Rue Bricabrac, bdsm, Alain Robbe-Grillet, roman

VENDU sous scellofrais, le nouveau Robbe-Grillet ironiquement, mais justement titré "Un roman sentimental" se présente doublement capoté. Car une fois la fine pellicule de plastique déchirée, c'est un ouvrage non massicoté qui expose son papier crème et épais. Comme plusieurs générations ont perdu l'habitude de ces ouvrages dont il fallait patiemment couper les pages verticalement et horizontalement, l'éditeur a collé un sticker sur la couverture recommandant pour cette dépucellisation l'usage d'un instrument coupant plutôt que ses doigts.

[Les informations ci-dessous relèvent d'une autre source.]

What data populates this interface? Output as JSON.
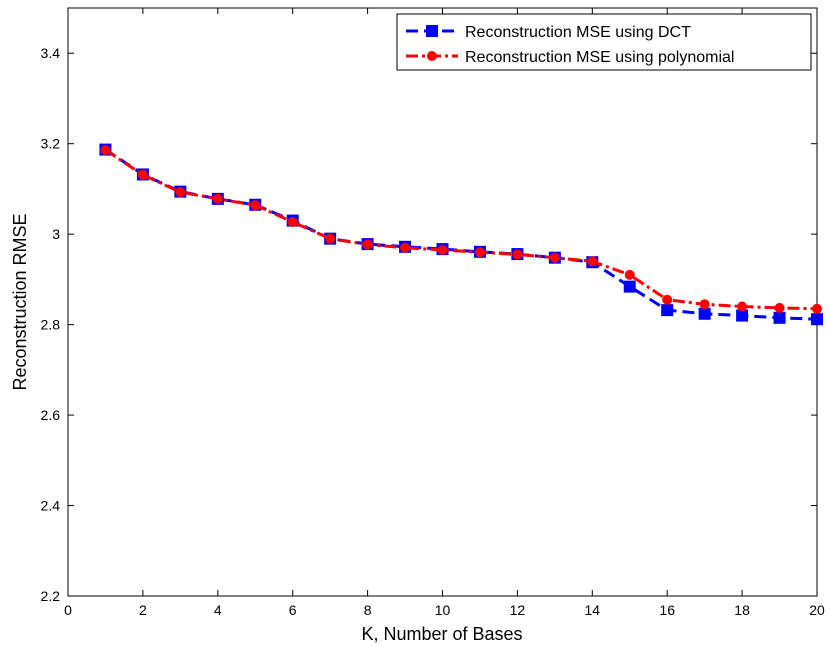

Vient le dilemme : couper patiemment l'ensemble puis lire ou couper au fil de la lecture. Si l'on choisit la première solution, il faut prendre garde à ne pas lire en même temps, une phrase ici, trois mots là. Dans le cas de la deuxième, il faudra éventuellement réfréner son impatience lectrice pour soigneusement séparer les feuillets. On peut aussi choisir une troisième voie, celle du voyeur, et lorgner entre les fentes. Ce qui irait assez bien avec ce livre.

Sulfureux, évidemment. Provocateur, pas moins. Attendu, pour qui connaît l'auteur. Vieux cochon, vu le sujet. Admirable, quelle écriture ! Repoussant, à l'heure du politiquement correct. Bourratif, par répétition. Fatiguant, par overdose de références.

Robbe, dont personne n'ignore le goût pour les tableaux vivants et les fantasmes à propos des jeunes filles, connaît son sm sur le bout des doigts, des sensations, des mots. Il ne manque aucun motif du genre, depuis les sacrifices des jeunes et belles filles chrétiennes par des Romains qui ont dû inspirer la future sainte Inquisition (les vie, et surtout les morts des saintes consignées et compilées par quelque moine pervers peuvent rivaliser sans peine avec ce roman sentimental, sang et mental) jusqu'à l'éducation des filles par leur père et les poupées vivantes. On y fouette, et les coups se nomment cinglons. On y enconne, et le sexe féminin s'appelle sadinet. On y passe de l'Histoire aux contes de fées qu'une Annie Rice n'oserait jamais même penser, se cantonnant à la fantasmagorie proprette. Ici, c'est sale, suintant, barbare, excessif, exagéré.

"Ensuite ma fine lanière de cuir raide s'est abattue dans l'entrejambe selon diverses orientations. La peau, fragilisée par les flammes ayant léché le pubis, la vulve et l'intérieur des cuisses, a tout de suite ruisselé de sang."

C'est du fantasme, juste du fantasme, du fantasme bimaniaque (pédophile et sado-masochiste), mais du fantasme. Qu'il faut impérativement cliver de la réalité. Je ne pense pas que le pédophile de base ait jamais lu Robbe-Grillet, que le maîtraillon à la con qui pense qu'"Histoire d'O" est la nouvelle bible non plus, et que Robbe n'est pas Matzneff. C'est une fiction (où ne manque aucun des thèmes déjà traité dans le roman ou le film par ARG), pas un récit.

Dire que c'est sublimement écrit est un euphémisme. Et quoiqu'on pense de ce livre, il y a quelque chose de troublant : il ne donne pas une seule seconde envie de se branler. Et si on se trouvait devant un authentique ouvrage subversif ? Un pied de nez d'un vieillard qui sait que le temps lui est compté ?

Je n'ai aucune réponse, je ne suis pas sûre de souhaiter recommander ce livre (ou alors à certains, rares, qu'il n'étouffera ni ne choquera ainsi qu'à Marcel, pour la qualité sensuelle du papier et parce qu'en ce moment, il doit ruminer dans les embouteillages), mais je suis heureuse qu'il ait été écrit.